All of us experience headaches caused by stress or fatigue at some point, but when they become recurring and interfere with your daily life, it could signal the need for a more intensive approach. Physical therapy can provide relief and a long term solution for chronic headache sufferers.
Some people who come into the office for headaches report that this is the only symptom they’re experiencing. However, most patients have noticed additional issues in conjunction with their headaches, such as neck or shoulder pain. Headaches are often connected to other injuries that can be treated concurrently, but head pain can also be treated on its own.
As with any other injury, your first appointment will probably involve an assessment and interview so the therapist can determine what type of headache you are suffering from (i.e. tension headaches, migraines, or headaches as a result of another muscle pain or joint injury) and then design an individualized treatment plan for you. A physical therapist can identify the roots of your headaches and find any connections, like spasms of the face muscles, poor posture, or tightness between the shoulder blades. Depending on the structure and type of headache you are suffering from, treatments vary and may be combined. Application of heat/ice, stretches, spinal manipulation, and posture education are often utilized.
The therapist may ask you to make alterations or do some exercises at home in addition to the work you do together in the office. For instance, if it’s discovered that your headaches are a result of neck strain or poor posture, it may be recommended that you change your sleeping conditions or adjust your office chair to take pressure off your neck muscles. Continuing exercises at home will maintain improvements and help you troubleshoot any pain that comes up between sessions.
Treating headaches with physical therapy can provide benefits beyond just getting rid of aching or throbbing in one’s head. It can also improve joint mobility and strengthen the muscles in the upper back and neck, which will effectively lessen the likelihood of chronic headaches returning. A headache often makes any other discomfort feel even worse, so treating headaches can have a chain reaction and give you a clear mind to address other aches and pains.
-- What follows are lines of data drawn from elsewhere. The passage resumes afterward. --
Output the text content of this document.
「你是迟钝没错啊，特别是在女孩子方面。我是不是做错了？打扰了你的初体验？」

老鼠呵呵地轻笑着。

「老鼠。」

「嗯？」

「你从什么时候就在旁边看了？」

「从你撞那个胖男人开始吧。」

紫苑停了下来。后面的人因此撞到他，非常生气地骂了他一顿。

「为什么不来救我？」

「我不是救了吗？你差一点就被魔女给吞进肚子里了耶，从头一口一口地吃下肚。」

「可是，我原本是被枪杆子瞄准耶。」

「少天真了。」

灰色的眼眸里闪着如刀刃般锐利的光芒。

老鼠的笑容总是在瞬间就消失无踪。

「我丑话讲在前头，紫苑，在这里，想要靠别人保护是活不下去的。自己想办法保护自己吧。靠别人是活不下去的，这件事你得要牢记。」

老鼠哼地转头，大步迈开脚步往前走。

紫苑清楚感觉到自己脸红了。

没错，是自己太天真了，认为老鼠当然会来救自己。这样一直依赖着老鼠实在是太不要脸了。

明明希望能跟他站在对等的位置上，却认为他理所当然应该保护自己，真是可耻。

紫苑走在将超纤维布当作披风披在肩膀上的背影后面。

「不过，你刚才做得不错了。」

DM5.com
Some patients see immediate improvements, while others may not feel significant results for several weeks. This all depends on the severity and root of your head or neck pain. If various treatment approaches and exercises aren’t improving your symptoms, your therapist may refer you to a physician to investigate if the headaches are stemming from a more serious illness. Most headaches are relatively harmless, but if your headaches involve quick onset of severe pain, are accompanied by vomiting, confusion, or loss of consciousness, contact a healthcare provider immediately.
When headaches are frequent and ongoing, they can interfere with our jobs, relationships, sleep, and quality of life. If you experience recurrent headaches and have tried other remedies with no success, physical therapy might be a good option for you.